The Queen is skilled at being in the moment, but she frequently thinks back on the past, appreciative of the lessons it has given her.
In the future, Dr. Greenshields recalled, “She was so lively and so engaging.”
on September 6th, Tuesday.
At 10 am, the Queen calls Clive Cox, one of Her Majesty’s favourite racehorse owners.
She wants to talk to him about the chances of her two-year-old, Love Affairs, who will be competing at Goodwood at 2:00 p.m.
We discussed the filly, how the race would turn out, how another of her horses was doing in my stable, as well as a few other topics, the man recalled.
She had razor-like focus.
The day is bustling.
She could not have been more compassionate, encouraging, or kind, according to Boris Johnson.
She also has “her trademark wit and insight.”
Sept. 7th, Wednesday.
She does seem 96 years old and fragile.
She seems awake and very much alive, despite the dark bruise on the back of her right hand.
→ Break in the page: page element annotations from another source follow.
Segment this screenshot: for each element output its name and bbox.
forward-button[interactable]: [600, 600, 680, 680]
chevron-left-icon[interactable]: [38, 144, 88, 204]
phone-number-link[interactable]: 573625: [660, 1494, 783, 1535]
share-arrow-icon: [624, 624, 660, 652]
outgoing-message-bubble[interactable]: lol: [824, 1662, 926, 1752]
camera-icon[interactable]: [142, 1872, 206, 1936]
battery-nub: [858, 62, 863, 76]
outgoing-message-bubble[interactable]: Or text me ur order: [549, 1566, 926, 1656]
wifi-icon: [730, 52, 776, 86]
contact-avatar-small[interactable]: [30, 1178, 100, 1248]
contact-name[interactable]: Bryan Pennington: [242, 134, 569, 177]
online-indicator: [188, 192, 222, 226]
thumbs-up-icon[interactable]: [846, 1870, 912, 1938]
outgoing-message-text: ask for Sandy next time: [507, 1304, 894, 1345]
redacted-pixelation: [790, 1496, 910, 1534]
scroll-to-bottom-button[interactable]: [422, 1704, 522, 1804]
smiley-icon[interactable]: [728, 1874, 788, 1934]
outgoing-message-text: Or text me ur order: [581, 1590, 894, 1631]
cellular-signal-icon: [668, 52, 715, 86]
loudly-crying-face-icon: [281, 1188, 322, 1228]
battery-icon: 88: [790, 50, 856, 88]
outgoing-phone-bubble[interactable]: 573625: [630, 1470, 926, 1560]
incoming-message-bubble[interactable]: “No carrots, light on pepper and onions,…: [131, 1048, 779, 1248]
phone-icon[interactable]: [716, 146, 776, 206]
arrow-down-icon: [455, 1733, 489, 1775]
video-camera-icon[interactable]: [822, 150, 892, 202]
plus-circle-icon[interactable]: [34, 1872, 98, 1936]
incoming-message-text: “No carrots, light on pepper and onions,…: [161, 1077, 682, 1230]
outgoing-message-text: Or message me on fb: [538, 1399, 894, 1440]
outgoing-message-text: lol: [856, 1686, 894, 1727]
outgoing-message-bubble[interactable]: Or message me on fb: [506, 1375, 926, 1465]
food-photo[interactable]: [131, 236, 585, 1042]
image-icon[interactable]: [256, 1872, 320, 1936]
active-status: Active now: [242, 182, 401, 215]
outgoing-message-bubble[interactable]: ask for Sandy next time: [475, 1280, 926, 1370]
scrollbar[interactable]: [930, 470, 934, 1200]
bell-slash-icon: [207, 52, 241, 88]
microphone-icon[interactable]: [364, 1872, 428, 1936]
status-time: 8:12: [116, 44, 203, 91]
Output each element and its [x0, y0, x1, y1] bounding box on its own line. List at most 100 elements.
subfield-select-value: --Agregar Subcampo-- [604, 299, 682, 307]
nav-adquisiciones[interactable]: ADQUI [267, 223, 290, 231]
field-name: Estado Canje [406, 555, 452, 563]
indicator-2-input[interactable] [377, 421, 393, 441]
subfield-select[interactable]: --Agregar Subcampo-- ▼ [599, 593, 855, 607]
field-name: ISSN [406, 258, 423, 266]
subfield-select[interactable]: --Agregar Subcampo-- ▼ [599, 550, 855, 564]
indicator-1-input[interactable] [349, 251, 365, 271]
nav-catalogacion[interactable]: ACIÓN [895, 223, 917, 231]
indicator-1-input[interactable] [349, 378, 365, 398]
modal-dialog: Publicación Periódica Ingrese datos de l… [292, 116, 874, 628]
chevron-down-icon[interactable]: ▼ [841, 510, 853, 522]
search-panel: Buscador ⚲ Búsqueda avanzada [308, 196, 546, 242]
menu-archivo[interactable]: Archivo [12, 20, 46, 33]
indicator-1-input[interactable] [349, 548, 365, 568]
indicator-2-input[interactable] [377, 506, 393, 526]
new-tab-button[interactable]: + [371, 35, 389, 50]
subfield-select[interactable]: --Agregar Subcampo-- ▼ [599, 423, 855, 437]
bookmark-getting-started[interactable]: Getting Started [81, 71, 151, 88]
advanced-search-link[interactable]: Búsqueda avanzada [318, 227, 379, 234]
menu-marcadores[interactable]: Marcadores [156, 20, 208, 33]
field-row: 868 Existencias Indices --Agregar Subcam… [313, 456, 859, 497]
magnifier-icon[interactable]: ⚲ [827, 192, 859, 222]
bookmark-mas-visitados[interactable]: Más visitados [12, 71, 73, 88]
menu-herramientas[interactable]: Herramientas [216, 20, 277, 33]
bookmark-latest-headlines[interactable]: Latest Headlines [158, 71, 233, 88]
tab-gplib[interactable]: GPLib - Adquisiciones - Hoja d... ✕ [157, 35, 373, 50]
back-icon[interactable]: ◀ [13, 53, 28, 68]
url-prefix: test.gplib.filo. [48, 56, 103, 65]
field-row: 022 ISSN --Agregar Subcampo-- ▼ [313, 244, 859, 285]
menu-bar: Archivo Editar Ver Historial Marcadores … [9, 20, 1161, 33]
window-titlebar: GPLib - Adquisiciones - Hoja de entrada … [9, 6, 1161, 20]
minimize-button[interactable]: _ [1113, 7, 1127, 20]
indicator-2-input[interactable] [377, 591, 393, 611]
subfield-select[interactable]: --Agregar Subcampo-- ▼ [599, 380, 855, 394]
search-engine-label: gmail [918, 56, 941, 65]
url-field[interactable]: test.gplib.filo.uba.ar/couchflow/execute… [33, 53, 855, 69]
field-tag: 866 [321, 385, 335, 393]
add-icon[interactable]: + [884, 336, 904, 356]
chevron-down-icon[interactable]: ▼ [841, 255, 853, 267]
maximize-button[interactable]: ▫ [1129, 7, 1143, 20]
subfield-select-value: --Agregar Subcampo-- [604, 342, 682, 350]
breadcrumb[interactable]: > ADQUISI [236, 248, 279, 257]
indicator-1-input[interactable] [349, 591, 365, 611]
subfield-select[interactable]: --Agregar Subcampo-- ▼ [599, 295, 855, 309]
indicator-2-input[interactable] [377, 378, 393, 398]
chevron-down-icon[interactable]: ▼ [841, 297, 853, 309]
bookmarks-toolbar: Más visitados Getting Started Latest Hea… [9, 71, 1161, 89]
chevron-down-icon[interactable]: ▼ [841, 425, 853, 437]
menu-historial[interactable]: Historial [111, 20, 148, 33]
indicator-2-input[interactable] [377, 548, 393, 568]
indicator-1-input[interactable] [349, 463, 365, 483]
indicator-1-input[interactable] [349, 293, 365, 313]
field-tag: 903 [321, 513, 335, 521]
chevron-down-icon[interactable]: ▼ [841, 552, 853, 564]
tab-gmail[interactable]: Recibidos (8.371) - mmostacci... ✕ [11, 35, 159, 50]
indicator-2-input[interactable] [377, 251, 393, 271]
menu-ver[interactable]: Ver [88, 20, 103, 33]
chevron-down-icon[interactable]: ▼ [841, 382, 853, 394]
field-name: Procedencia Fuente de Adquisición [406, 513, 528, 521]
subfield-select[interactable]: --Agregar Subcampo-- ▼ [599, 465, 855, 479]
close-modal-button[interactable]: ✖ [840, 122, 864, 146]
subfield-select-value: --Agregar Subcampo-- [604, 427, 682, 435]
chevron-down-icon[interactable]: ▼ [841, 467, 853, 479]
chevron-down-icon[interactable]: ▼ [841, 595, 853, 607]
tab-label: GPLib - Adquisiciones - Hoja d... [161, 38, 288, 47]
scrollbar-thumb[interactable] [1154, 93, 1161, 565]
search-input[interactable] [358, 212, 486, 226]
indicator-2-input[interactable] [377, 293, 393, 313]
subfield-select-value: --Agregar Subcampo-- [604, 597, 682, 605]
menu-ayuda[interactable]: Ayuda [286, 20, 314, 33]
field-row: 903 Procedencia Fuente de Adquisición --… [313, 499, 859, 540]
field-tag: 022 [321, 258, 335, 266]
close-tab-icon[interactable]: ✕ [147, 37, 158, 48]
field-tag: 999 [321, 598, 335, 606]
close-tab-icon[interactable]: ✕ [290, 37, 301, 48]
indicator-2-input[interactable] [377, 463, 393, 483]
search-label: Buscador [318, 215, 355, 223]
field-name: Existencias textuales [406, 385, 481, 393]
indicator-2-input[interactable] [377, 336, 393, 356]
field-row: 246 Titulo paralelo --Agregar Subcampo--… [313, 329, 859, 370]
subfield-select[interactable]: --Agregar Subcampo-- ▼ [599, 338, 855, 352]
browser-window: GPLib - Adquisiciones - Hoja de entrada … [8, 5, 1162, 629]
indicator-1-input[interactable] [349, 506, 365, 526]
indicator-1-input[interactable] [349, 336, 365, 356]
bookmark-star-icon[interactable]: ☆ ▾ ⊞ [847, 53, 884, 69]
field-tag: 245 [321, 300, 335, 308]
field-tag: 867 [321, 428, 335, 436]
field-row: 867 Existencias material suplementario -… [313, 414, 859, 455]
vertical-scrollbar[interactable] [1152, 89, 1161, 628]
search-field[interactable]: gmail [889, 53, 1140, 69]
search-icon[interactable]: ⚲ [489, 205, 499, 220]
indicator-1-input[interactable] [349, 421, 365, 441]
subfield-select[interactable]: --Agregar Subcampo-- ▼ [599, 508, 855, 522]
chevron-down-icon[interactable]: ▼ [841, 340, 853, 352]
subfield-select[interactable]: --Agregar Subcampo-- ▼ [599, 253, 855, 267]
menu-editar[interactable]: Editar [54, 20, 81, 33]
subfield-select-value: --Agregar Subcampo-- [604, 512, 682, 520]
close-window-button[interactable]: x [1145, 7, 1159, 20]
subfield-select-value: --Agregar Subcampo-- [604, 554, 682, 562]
She is grinning and addressing the camera while wearing her glasses.
She has a distinct twinkle of mischief in her eye.
Today is just another typical day for the other royals.
The day is devoted to charitable endeavours of Prince Charles in Lanarkshire.
He’s throwing a dinner tonight at Dumfries House in Ayrshire.
But by late afternoon, rumours are rampant.
My son-in-law, a former Coldstream Guards officer, called to let me know that he was at the Cavalry & Guards Club in Piccadilly, where people were meeting to discuss the specifics of Operation London Bridge, the action plan that kicks in the moment the sovereign passes away.
What took place?
Did she slip and fall?
Did she suffer a stroke?
September 8th, Thursday.
All morning, rumours were circulating.
At 12:32 p.m., Buckingham Palace released a statement stating that although the Queen was “comfortable,” her doctors were worried about her health and advised that she remain under medical observation until family members were notified.
At 6:48 a.m., the Queen’s helicopter departed Windsor Castle to pick up Prince Charles at Dumfries House.
The Princess Royal had already arrived and had remained by her mother’s side throughout.
The younger sons of the Queen, Andrew and Edward, as well as Sophie, Edward’s wife, and Princes William and Harry, were said to be in route.
There was uncertainty as to whether Meghan, Harry’s wife, would accompany him to Scotland.
When it became apparent that Catherine wouldn’t be coming since she had to pick up her kids from school, it also became apparent that Meghan wouldn’t be going.
At 3:50 p.m., Andrew, Edward, Sophie, and Prince William flew into Aberdeen airport in an RAF executive jet. William then drove the four of them 45 miles to Balmoral.
They showed up around 05:06.
Elizabeth II had already passed away.